For each dilution step a primary dispersion of 5 mg oil per liter was continuously diluted with seawater using 3 way solenoid valves. Nordtug et al. describe the procedures employed for generation of oil dispersions and dilutions, and the layout of the exposure chamber system. The ex posure containers consisted of 5 L borosilicate glass bot Dorsomorphin tles with bottoms removed and placed upside down in a water bath. Exposure solution and clean seawater was added to the lower part of the ex posure container through Teflon tubing. Water was drained from the surface through a 300 um plankton mesh. The temperature was con trolled by submerging all exposure Inhibitors,Modulators,Libraries chambers into a water bath. The flow through in all exposure units was kept con stant at 17,3 mL SD 1. 3 mL min, corresponding to mean residence time of the water of approximately 4.
5 hours. Dispersions were added by passive flow through thin inlet Teflon tubes and the flow was adjusted by changing the height of the inlet water column. A total number of 300 cod larvae were carefully intro duced into each Inhibitors,Modulators,Libraries exposure chamber. The larvae were fed live rotifiers which were added in batches three times a day together with algae. Four parallel exposure chambers were used in order to achieve biological replicates for every exposure concentra tion. The exposure design used in the experiment is given in Figure 1A. The cod larvae were exposed for 96 hours, counted and sampled. Larvae sampling and RNA extraction At the end of the exposure period, the cod lar vae were immediately rinsed with distilled water and blot ting paper and flash frozen in liquid nitrogen, and stored at ?80 C before RNA isolation.

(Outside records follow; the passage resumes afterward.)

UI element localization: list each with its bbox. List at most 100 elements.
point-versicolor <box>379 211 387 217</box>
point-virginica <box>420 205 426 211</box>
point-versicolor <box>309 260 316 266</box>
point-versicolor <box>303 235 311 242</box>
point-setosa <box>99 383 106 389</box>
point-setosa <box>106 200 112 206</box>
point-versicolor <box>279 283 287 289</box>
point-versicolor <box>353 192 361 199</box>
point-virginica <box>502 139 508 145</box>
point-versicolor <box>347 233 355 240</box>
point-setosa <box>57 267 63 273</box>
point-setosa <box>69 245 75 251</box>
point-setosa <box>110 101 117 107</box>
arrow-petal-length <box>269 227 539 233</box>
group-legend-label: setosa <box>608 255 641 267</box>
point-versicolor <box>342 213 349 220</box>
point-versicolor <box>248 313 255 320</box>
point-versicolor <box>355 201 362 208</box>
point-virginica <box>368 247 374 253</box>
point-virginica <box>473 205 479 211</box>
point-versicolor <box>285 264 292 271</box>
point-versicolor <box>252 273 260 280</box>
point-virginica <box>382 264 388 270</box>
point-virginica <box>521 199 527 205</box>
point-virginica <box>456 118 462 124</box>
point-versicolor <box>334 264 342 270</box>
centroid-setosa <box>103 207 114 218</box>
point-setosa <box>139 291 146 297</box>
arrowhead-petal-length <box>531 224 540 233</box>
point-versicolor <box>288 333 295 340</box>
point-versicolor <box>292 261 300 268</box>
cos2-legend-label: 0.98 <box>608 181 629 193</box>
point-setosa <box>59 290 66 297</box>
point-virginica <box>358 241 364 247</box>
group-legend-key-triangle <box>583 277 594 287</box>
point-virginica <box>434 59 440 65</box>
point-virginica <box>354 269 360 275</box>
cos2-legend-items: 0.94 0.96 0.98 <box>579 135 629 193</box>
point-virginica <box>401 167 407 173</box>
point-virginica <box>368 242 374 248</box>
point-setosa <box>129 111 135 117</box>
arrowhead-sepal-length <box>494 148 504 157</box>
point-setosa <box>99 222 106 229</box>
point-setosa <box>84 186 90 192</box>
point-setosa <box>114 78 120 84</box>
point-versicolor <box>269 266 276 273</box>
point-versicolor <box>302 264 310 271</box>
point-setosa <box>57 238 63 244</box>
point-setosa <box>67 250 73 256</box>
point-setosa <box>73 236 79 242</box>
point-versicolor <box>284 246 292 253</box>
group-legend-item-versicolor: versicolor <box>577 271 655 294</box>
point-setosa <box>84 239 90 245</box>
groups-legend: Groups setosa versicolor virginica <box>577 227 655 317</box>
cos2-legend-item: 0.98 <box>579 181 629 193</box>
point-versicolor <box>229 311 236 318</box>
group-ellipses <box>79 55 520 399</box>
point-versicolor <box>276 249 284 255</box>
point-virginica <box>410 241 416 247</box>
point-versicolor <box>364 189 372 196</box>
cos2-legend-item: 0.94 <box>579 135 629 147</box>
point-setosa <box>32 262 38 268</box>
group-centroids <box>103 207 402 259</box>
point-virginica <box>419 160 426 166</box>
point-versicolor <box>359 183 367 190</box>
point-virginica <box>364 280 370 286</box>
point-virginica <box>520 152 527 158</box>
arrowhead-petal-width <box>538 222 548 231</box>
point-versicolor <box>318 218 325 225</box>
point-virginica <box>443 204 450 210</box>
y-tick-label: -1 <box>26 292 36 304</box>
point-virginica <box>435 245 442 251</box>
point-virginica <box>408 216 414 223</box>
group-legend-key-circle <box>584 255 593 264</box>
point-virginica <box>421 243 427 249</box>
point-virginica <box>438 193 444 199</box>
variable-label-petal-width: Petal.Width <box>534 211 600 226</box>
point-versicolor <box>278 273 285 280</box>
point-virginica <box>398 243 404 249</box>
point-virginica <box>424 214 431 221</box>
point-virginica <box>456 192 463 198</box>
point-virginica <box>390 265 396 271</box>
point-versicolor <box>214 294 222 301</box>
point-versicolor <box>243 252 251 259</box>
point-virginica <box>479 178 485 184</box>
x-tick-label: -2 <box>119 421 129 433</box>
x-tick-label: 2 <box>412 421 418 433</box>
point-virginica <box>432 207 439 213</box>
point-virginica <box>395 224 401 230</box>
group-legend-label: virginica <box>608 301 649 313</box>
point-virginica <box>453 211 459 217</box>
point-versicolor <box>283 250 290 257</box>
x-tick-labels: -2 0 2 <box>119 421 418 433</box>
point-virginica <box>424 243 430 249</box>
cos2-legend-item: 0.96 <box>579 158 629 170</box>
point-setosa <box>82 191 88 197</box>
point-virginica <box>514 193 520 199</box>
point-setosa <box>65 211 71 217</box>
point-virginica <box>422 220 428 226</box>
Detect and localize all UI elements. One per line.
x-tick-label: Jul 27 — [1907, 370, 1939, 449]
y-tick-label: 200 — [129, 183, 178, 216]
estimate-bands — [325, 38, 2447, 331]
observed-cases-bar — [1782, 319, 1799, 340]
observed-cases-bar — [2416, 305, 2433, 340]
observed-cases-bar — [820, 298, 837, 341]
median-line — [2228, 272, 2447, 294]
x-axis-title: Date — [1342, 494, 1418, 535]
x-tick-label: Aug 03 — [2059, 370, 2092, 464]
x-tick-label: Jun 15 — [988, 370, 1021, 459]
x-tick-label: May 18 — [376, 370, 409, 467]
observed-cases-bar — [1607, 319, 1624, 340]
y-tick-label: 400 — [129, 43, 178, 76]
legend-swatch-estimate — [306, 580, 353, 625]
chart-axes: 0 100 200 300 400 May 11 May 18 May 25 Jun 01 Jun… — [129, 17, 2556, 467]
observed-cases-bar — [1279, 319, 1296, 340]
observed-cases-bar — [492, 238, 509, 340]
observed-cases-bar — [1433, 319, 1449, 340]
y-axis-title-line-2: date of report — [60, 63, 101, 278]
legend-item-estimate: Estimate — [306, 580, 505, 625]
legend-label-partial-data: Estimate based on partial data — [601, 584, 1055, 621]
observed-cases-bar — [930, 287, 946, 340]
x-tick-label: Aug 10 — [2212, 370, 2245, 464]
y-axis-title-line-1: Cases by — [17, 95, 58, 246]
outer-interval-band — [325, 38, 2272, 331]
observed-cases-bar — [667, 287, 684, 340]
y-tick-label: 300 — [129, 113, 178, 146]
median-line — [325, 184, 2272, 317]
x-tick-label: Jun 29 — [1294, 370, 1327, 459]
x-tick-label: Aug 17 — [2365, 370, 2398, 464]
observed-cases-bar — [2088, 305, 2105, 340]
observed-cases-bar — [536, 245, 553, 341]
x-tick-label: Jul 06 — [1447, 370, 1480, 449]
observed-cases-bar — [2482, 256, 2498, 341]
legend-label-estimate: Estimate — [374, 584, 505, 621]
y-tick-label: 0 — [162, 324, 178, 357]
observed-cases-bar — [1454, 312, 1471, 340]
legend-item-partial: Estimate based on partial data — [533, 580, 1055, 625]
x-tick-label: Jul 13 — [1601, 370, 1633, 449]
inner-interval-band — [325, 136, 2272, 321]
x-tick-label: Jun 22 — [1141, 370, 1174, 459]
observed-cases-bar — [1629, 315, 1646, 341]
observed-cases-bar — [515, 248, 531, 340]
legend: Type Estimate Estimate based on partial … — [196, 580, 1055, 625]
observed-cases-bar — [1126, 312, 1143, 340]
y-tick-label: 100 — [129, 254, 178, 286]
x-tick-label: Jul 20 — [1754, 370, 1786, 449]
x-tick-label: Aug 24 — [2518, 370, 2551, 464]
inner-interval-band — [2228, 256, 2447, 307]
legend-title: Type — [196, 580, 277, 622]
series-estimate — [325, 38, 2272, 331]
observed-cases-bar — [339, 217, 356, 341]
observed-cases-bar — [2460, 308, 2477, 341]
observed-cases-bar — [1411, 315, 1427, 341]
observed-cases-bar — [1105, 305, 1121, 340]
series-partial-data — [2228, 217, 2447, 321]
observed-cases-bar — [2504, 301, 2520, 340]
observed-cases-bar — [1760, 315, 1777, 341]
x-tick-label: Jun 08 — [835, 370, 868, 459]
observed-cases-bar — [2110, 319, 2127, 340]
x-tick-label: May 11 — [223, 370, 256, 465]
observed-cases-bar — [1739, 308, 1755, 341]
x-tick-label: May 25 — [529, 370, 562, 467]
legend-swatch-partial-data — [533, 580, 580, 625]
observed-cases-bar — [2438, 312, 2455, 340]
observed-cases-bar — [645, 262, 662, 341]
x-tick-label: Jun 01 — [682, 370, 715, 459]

To ensure enough RNA was available for downstream transcriptomic analysis, 15 Inhibitors,Modulators,Libraries larvae were pooled together from each exposure unit. With this design, we had four biological replicates Inhibitors,Modulators,Libraries for each treatment, consisting of a total of 60 larvae. Due to an extensive sampling program and high lethality the available live larvae from one of the exposure units of the MDH Inhibitors,Modulators,Libraries and MDM groups was too few to be analyzed, leav ing only 3 parallels for these groups. In total, RNA for transcriptomic analyses was isolated from 26 samples. The larvae were thoroughly homogenized before RNA extraction using zirconium beads in a Precellys 24 homogenizer by ceramic beads CK28. Total RNA from Atlantic cod larvae was extracted using phenol chloroform extraction and Qiazol with a modified isopropanol precipitation step previously described elsewhere. The samples were sub sequently treated with DNA free, according to the manufacturers instructions ARQ197 NSCLC and eluted in 50 uL RNase free MilliQ H2O. The RNA was then stored at ?80 C be fore further processing.